Bitcoin reclaimed the $61,000 level during Asian trading Saturday after briefly falling below $60,000 overnight. The digital asset dropped as low as $59,227 before buyers stepped in, recovering more than $1,500 off the low.
The bounce came as traders watched the key $60,000 support level. The selloff originated outside crypto after Friday's strong nonfarm payrolls report led markets to aggressively reprice Federal Reserve expectations. Swaps now fully price a rate hike by the end of 2026, a major shift from the rate cuts expected under newly confirmed Chair Kevin Warsh.

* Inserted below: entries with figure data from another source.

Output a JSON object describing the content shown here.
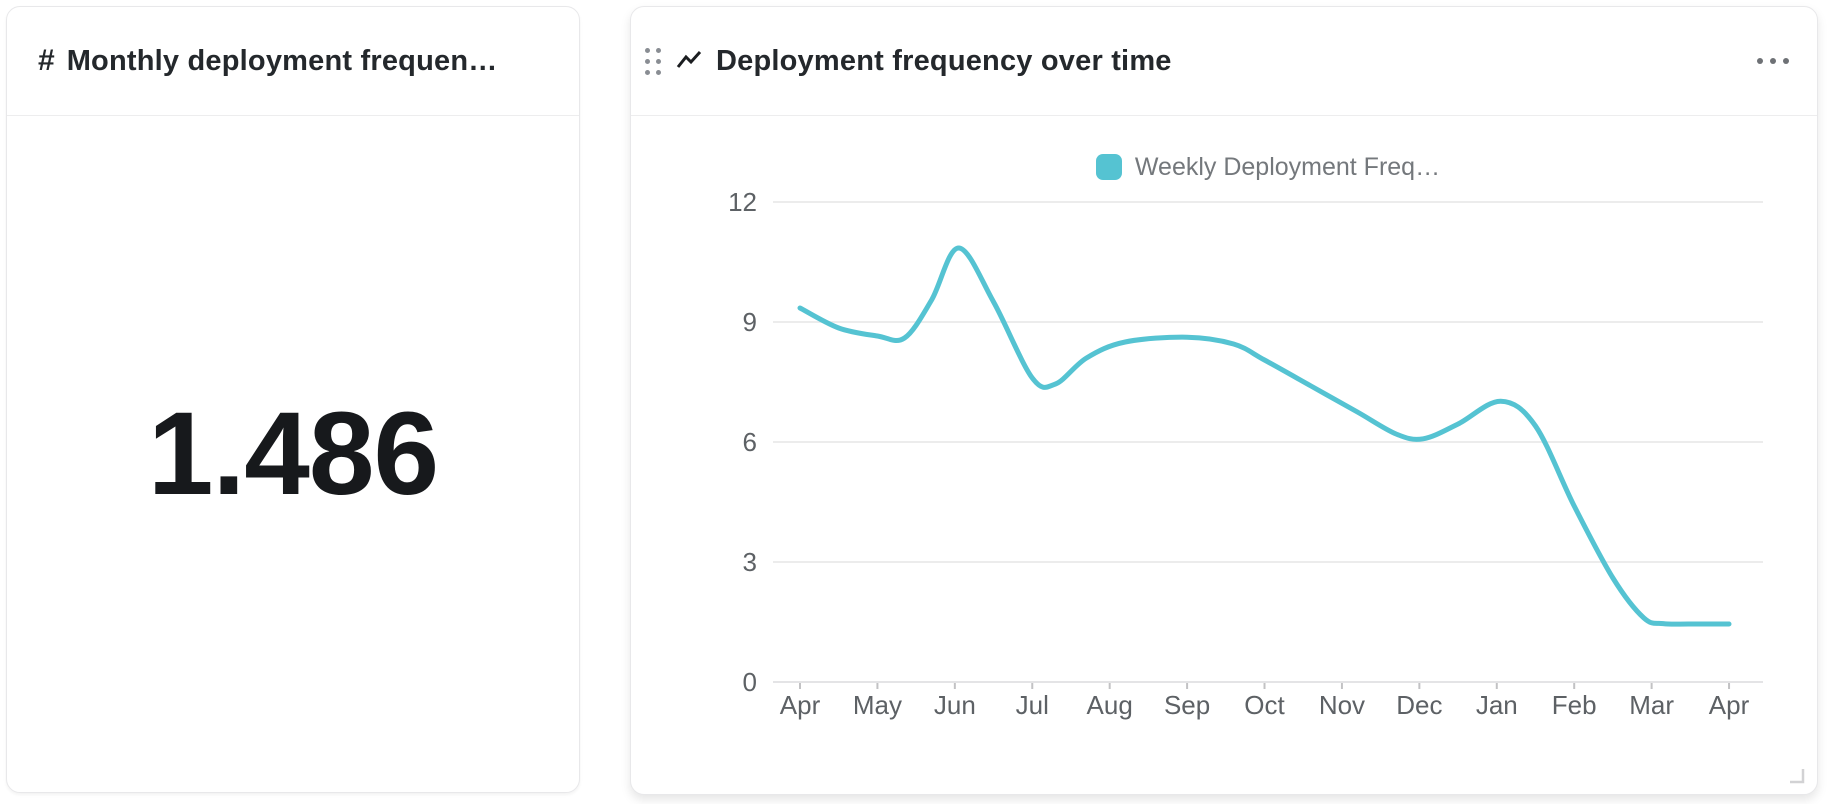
{
  "scalar_card": {
    "icon": "#",
    "title": "Monthly deployment frequen…",
    "value": "1.486"
  },
  "chart_card": {
    "title": "Deployment frequency over time",
    "menu_icon": "ellipsis",
    "drag_icon": "grip-dots",
    "viz_icon": "line-chart"
  },
  "chart_data": {
    "type": "line",
    "title": "Deployment frequency over time",
    "legend_label": "Weekly Deployment Freq…",
    "legend_position": "top-center",
    "grid": true,
    "smooth": true,
    "line_color": "#55c3d2",
    "categories": [
      "Apr",
      "May",
      "Jun",
      "Jul",
      "Aug",
      "Sep",
      "Oct",
      "Nov",
      "Dec",
      "Jan",
      "Feb",
      "Mar",
      "Apr"
    ],
    "series": [
      {
        "name": "Weekly Deployment Freq…",
        "values": [
          9.35,
          8.65,
          10.85,
          7.5,
          8.55,
          8.65,
          8.0,
          7.0,
          6.1,
          7.0,
          4.4,
          1.5,
          1.45
        ]
      }
    ],
    "curve_points": [
      [
        0,
        9.35
      ],
      [
        0.5,
        8.85
      ],
      [
        1,
        8.65
      ],
      [
        1.35,
        8.6
      ],
      [
        1.7,
        9.55
      ],
      [
        2.05,
        10.85
      ],
      [
        2.5,
        9.5
      ],
      [
        3,
        7.6
      ],
      [
        3.3,
        7.45
      ],
      [
        3.7,
        8.1
      ],
      [
        4.2,
        8.5
      ],
      [
        5,
        8.62
      ],
      [
        5.6,
        8.45
      ],
      [
        6,
        8.05
      ],
      [
        6.6,
        7.4
      ],
      [
        7.2,
        6.75
      ],
      [
        7.7,
        6.2
      ],
      [
        8.05,
        6.08
      ],
      [
        8.5,
        6.45
      ],
      [
        9.05,
        7.02
      ],
      [
        9.5,
        6.4
      ],
      [
        10,
        4.4
      ],
      [
        10.5,
        2.6
      ],
      [
        10.9,
        1.6
      ],
      [
        11.15,
        1.46
      ],
      [
        11.5,
        1.45
      ],
      [
        12,
        1.45
      ]
    ],
    "y_ticks": [
      0,
      3,
      6,
      9,
      12
    ],
    "ylim": [
      0,
      12
    ]
  }
}
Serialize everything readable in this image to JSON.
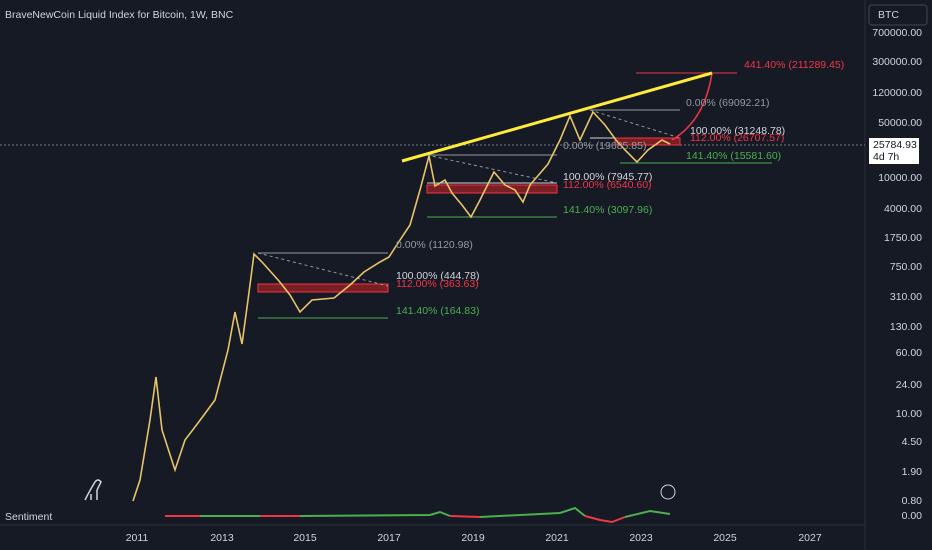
{
  "header": {
    "title": "BraveNewCoin Liquid Index for Bitcoin, 1W, BNC",
    "symbol_button": "BTC"
  },
  "price_axis": {
    "labels": [
      "700000.00",
      "300000.00",
      "120000.00",
      "50000.00",
      "10000.00",
      "4000.00",
      "1750.00",
      "750.00",
      "310.00",
      "130.00",
      "60.00",
      "24.00",
      "10.00",
      "4.50",
      "1.90",
      "0.80",
      "0.00"
    ],
    "last_price": "25784.93",
    "countdown": "4d 7h"
  },
  "time_axis": {
    "labels": [
      "2011",
      "2013",
      "2015",
      "2017",
      "2019",
      "2021",
      "2023",
      "2025",
      "2027"
    ]
  },
  "fib_labels": [
    "441.40% (211289.45)",
    "0.00% (69092.21)",
    "100.00% (31248.78)",
    "112.00% (26707.57)",
    "0.00% (19685.85)",
    "141.40% (15581.60)",
    "100.00% (7945.77)",
    "112.00% (6540.60)",
    "141.40% (3097.96)",
    "0.00% (1120.98)",
    "100.00% (444.78)",
    "112.00% (363.63)",
    "141.40% (164.83)"
  ],
  "indicator": {
    "name": "Sentiment"
  }
}
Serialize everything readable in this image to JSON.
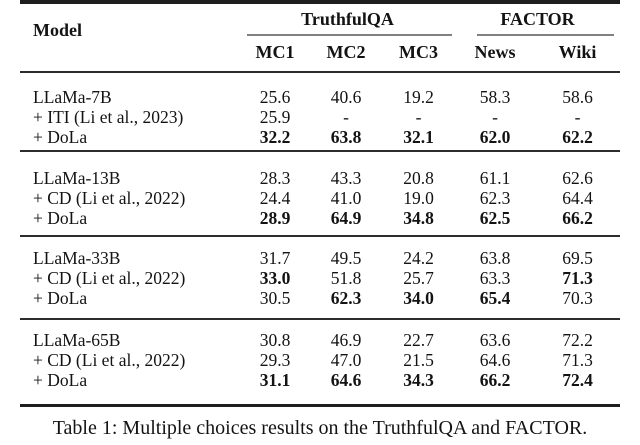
{
  "table": {
    "header": {
      "model": "Model",
      "group1": "TruthfulQA",
      "group2": "FACTOR",
      "cols": [
        "MC1",
        "MC2",
        "MC3",
        "News",
        "Wiki"
      ]
    },
    "groups": [
      {
        "rows": [
          {
            "model": "LLaMa-7B",
            "cells": [
              "25.6",
              "40.6",
              "19.2",
              "58.3",
              "58.6"
            ]
          },
          {
            "model": "+ ITI (Li et al., 2023)",
            "cells": [
              "25.9",
              "-",
              "-",
              "-",
              "-"
            ]
          },
          {
            "model": "+ DoLa",
            "cells": [
              "32.2",
              "63.8",
              "32.1",
              "62.0",
              "62.2"
            ]
          }
        ]
      },
      {
        "rows": [
          {
            "model": "LLaMa-13B",
            "cells": [
              "28.3",
              "43.3",
              "20.8",
              "61.1",
              "62.6"
            ]
          },
          {
            "model": "+ CD (Li et al., 2022)",
            "cells": [
              "24.4",
              "41.0",
              "19.0",
              "62.3",
              "64.4"
            ]
          },
          {
            "model": "+ DoLa",
            "cells": [
              "28.9",
              "64.9",
              "34.8",
              "62.5",
              "66.2"
            ]
          }
        ]
      },
      {
        "rows": [
          {
            "model": "LLaMa-33B",
            "cells": [
              "31.7",
              "49.5",
              "24.2",
              "63.8",
              "69.5"
            ]
          },
          {
            "model": "+ CD (Li et al., 2022)",
            "cells": [
              "33.0",
              "51.8",
              "25.7",
              "63.3",
              "71.3"
            ]
          },
          {
            "model": "+ DoLa",
            "cells": [
              "30.5",
              "62.3",
              "34.0",
              "65.4",
              "70.3"
            ]
          }
        ]
      },
      {
        "rows": [
          {
            "model": "LLaMa-65B",
            "cells": [
              "30.8",
              "46.9",
              "22.7",
              "63.6",
              "72.2"
            ]
          },
          {
            "model": "+ CD (Li et al., 2022)",
            "cells": [
              "29.3",
              "47.0",
              "21.5",
              "64.6",
              "71.3"
            ]
          },
          {
            "model": "+ DoLa",
            "cells": [
              "31.1",
              "64.6",
              "34.3",
              "66.2",
              "72.4"
            ]
          }
        ]
      }
    ],
    "caption": "Table 1: Multiple choices results on the TruthfulQA and FACTOR."
  }
}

The Nasdaq 100 sank about 5%, its steepest drop since April 2025. A gauge of chipmakers tumbled 10%. Two-year Treasury yields jumped 12 basis points to 4.16%.
The leverage washout was heavy: roughly $1.6 billion in positions liquidated across 308,000 traders over 24 hours. Longs accounted for $1.21 billion of that total. Bitcoin alone saw $534 million in liquidations, while ether lost $423 million.
Ether is down 21.6% over seven days to around $1,575. Solana fell 23.7% to $63. XRP, dogecoin, and BNB are all 13% to 20% lower.
The question now: can bitcoin build on this bounce, or will a retest of $60,000 break the level and send the token back to territory last seen during February's drawdown?